By Vanessa Greco and Carys Mills
Academic misconduct charges at Ryerson increased by over 40 per cent in one year, revealed a freedom of information request filed by The Eyeopener.
Last year, there were 359 misconduct offences found on campus, most of which were plagiarism. The year before saw only 256.
Stephen Satris, former interim director of the Center for Academic Integrity at Clemsen University, said this could be just the tip of the iceberg.
“The number might seem low, but these are just the students that are being caught.”
Donna Bell, Ryerson’s academic integrity officer, agrees that many misconduct offences go undetected.
“Are some students getting away with things? Absolutely. Are some things being swept under the rug? Absolutely.”
Bell adds that she’d have no way of accurately detecting the actual number of students commiting offences.
When a student is suspected of violating school policy, they’re asked to sit down with the instructor who suspects misconduct. During that meeting the instructor will decide if a charge is worth pursuing. Last year, almost 700 of these meetings took place. Only half resulted in charges.
Some students don’t get off the hook.
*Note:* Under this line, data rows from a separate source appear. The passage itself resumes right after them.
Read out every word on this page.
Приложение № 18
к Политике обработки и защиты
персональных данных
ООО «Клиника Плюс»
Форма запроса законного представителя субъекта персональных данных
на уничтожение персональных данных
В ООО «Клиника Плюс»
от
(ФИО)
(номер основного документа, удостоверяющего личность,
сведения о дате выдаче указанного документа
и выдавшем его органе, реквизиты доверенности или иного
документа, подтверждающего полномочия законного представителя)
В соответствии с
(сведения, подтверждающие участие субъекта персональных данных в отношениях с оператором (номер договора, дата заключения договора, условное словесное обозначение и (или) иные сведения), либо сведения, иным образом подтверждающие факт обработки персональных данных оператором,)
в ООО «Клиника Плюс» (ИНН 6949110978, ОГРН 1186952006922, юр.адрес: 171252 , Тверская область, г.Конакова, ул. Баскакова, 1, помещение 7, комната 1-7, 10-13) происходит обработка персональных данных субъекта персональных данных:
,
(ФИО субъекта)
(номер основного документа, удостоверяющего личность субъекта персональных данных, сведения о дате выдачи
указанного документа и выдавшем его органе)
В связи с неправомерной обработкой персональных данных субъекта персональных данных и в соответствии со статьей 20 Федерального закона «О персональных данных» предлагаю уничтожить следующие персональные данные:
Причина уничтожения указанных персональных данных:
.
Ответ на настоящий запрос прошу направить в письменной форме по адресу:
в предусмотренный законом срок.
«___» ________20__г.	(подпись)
If an instructor decides to charge the student, they’ll be notified and given the chance to appeal to the Academic Integrity Council – made up of two faculty members and a student unrelated to the case.
But students can also appeal the decision made at the Academic Integrity Council hearing. At that point, the case goes to Ryerson’s Senate, who’ll have the final word.
Almost one month into the school year, there’s already one academic misconduct hearing scheduled.
Satris believes that how students interpret the value of their education can influence their behaviour in university.
“Their parents and teachers tend to emphasize getting good grades rather than learning.”